Anonabox reportedly raised over $600,000, far more than its target of $7,500.
Funding campaign for a tor-enabled, privacy-focused internet router, aimed at anonimising users’ online activity has been pulled from the Kickstarter, following massive online backlash.
During its five days campaign, Anonabox reportedly raised over $600,000, which is far more than its target of $7,500.
Kickstarter said in a statement: "We take the integrity of the Kickstarter system very seriously.
"We only suspend projects when we find strong evidence that they are misrepresenting themselves or otherwise violating the letter or spirit of Kickstarter’s rules.
"As a policy, we do not offer comment on project suspensions beyond what is stated in this message."
Claiming to offer anonymity of online activity, the $45 Anonabox comprises a custom-built router that directs user’s browsing traffic across the Tor network.

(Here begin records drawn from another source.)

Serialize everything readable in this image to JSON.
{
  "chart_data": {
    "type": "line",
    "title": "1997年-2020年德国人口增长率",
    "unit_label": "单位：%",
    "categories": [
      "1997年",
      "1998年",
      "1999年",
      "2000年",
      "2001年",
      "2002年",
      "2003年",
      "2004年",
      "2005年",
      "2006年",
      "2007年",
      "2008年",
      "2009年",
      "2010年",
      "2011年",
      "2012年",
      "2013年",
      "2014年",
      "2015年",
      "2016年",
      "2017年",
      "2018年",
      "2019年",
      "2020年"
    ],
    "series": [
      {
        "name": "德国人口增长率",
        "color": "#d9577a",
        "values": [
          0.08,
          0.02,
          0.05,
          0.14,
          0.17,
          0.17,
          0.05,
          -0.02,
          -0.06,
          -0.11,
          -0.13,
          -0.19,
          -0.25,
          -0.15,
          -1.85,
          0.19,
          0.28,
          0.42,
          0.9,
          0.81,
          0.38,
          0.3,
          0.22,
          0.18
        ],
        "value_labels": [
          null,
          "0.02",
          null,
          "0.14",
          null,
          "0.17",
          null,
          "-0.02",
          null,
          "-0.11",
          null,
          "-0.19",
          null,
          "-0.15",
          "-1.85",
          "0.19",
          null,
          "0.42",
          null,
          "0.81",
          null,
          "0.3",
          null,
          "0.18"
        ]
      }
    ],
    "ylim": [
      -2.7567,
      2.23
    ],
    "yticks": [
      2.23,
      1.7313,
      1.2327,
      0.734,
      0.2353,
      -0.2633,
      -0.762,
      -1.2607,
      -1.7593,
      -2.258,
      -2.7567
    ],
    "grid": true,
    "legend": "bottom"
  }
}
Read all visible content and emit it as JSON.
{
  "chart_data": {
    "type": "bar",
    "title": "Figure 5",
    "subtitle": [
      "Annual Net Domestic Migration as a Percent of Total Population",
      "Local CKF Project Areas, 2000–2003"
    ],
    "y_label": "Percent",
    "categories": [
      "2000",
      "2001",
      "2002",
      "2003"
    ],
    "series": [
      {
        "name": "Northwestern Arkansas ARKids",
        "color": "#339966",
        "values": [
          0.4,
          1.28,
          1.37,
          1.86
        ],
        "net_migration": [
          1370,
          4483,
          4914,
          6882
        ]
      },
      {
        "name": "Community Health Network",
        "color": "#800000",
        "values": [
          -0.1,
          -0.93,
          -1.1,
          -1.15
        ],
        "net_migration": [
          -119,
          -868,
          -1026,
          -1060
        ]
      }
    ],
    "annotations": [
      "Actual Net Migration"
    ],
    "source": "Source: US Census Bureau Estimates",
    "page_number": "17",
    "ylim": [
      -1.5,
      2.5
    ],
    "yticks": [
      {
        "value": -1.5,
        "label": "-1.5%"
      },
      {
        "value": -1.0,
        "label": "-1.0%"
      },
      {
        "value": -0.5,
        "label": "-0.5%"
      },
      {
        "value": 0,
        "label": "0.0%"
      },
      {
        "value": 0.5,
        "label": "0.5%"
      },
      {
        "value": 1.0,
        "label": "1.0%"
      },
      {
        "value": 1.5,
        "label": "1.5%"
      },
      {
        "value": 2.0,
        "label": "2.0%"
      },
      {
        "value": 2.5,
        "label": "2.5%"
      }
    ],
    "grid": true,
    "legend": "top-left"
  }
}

Further, the router bounces data around the web, encrypting it at every step, to thwart efforts to trace individuals’ identity.
Soon after the launch of project on Kickstarter, several users claimed that the Anonabox’s router was similar to a device developed by a Chinese electronics firm.
Despite criticisms, Anonabox developer August Germar noted that similar devices displayed on Chinese websites were ‘just generic knockoffs’ and would continue developing the project and sell directly to consumers.
"It doesn’t bother me," he told Ars Technica.
"I just wanted more people to be able to have a device like this."
"You know as much as I do about this. They [Kickstarter] haven’t told me anything. I think there are was a lot of negative press. A lot of people didn’t want the device to exist."